-
- Catherine Hanlon
Catherine
Hanlon




Cover-up & Shame
‘Indeed no body is more cruelly posed at the intersection of the visible and the invisible, The public and the intimate, than the maternal body’.
My work is mainly based on transitional objects and the maternal figure. A transitional object is a comfort object, such as the soother or the blanket. An item used to provide psychological comfort. We all have an object that brings us good memories or a form of comfort throughout our lives, but some of these objects also bring us a sense of shame that we feel the need to cover-up. This for me was a soother growing up as a child. This is the earliest I can ever remember feeling ashamed and wanting to hide something from the outside world.
My work is made up of mainly photography with some hard and soft sculptures, the hand knitted blanket, and the plaster cast molds.

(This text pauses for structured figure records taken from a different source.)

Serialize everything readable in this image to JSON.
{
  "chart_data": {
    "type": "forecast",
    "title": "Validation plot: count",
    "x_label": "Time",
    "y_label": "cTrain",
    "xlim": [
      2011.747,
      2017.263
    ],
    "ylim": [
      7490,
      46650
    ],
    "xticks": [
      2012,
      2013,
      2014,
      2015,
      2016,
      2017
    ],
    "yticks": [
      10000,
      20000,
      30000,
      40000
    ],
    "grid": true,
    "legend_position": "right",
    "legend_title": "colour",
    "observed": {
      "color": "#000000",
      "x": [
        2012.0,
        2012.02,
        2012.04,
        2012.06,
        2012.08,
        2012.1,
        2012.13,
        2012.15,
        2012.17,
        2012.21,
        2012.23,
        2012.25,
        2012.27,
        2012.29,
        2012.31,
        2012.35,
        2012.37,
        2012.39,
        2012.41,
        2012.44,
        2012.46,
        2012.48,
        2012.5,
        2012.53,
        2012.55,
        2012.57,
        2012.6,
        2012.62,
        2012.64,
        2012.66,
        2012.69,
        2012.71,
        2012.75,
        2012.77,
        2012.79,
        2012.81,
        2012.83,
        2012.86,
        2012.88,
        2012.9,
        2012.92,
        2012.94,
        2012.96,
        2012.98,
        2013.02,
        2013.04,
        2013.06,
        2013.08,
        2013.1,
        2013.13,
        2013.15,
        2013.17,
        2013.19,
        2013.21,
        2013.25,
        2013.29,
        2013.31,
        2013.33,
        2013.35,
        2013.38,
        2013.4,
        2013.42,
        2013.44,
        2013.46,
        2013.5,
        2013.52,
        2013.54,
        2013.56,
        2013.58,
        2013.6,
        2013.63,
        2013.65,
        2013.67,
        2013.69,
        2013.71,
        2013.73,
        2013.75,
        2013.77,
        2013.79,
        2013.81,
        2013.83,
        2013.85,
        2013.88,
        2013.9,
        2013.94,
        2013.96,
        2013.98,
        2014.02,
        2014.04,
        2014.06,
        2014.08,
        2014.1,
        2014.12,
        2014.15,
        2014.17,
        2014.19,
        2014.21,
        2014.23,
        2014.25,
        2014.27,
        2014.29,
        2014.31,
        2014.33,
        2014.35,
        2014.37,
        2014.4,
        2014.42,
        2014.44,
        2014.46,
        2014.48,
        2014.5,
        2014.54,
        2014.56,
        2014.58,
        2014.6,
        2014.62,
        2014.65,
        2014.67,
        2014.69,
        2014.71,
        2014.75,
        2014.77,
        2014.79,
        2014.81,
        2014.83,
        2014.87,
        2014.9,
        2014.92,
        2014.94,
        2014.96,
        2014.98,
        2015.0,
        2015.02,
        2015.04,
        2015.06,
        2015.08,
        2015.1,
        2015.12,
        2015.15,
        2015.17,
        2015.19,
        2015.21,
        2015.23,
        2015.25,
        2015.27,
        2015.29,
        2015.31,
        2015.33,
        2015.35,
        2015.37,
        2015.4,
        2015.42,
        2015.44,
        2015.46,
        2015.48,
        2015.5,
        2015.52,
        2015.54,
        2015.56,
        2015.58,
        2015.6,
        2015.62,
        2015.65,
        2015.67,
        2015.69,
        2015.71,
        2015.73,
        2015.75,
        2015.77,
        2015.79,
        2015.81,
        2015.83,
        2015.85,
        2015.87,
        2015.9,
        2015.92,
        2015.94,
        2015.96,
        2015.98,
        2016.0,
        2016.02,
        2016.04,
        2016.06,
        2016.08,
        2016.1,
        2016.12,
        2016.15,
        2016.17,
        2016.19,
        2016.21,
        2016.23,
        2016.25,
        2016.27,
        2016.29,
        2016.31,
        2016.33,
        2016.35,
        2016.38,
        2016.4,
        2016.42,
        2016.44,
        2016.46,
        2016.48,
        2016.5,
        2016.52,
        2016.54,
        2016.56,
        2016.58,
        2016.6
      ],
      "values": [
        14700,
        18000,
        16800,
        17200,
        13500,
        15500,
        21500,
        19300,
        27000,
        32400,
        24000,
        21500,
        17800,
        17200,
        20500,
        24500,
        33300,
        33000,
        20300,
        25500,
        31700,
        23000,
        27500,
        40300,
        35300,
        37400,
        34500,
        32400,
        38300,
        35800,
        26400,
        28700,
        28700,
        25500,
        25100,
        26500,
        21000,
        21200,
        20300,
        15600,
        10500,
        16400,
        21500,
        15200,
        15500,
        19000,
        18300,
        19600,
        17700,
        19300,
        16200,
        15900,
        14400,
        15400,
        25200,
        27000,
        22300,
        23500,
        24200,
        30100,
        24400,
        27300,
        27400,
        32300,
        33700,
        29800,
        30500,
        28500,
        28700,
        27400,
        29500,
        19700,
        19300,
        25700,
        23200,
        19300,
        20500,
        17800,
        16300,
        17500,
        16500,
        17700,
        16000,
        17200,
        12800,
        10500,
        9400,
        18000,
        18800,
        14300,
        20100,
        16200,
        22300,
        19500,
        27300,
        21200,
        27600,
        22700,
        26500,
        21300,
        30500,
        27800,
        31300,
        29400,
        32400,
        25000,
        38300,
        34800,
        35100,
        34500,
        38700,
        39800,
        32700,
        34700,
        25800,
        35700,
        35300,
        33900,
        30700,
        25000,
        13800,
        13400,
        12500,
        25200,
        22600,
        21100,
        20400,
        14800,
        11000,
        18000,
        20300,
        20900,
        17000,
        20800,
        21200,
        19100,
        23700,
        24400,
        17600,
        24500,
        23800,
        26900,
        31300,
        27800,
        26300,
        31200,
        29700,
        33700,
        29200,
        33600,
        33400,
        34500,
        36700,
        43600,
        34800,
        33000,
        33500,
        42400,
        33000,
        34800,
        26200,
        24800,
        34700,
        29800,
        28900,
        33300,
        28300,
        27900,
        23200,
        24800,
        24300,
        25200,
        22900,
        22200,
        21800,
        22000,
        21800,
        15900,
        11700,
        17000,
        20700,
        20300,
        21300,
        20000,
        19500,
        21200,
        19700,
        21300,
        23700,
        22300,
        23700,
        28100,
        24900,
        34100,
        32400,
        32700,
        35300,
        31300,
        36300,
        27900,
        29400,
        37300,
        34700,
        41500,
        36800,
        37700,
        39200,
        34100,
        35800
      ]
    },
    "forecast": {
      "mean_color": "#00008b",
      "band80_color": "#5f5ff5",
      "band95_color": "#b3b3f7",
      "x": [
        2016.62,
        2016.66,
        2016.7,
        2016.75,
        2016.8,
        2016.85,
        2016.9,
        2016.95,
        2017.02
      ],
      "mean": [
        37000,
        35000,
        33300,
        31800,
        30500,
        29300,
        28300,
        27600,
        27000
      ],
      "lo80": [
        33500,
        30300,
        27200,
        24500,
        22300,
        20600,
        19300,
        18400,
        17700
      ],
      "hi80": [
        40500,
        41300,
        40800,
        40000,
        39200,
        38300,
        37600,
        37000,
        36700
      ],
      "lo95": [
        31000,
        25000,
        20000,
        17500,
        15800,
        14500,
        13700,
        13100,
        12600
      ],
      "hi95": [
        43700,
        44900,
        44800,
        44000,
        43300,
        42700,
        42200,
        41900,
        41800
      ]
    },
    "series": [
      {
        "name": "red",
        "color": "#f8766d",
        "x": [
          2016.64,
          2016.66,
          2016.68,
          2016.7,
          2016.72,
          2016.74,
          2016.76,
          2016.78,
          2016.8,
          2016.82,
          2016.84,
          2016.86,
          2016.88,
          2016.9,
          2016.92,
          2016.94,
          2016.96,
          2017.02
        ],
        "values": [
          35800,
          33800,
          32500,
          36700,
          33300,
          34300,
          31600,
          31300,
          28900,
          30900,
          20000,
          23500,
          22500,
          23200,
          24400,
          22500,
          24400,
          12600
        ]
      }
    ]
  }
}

Through my work I try to portray society’s ‘natural expectations’ of the ‘Ideal’ woman. Cover-up, we control to a certain extent. What we show, what we do, and what we say and tell others. We control how much skin we show, how much we let people into our lives, how much we want them to see or know. When we cover up who we really are, mentally or physically we are changing who we are. We mold ourselves into something or someone else. Someone we think which would be socially excepted, someone ‘perfect’, the ‘Ideal’ woman.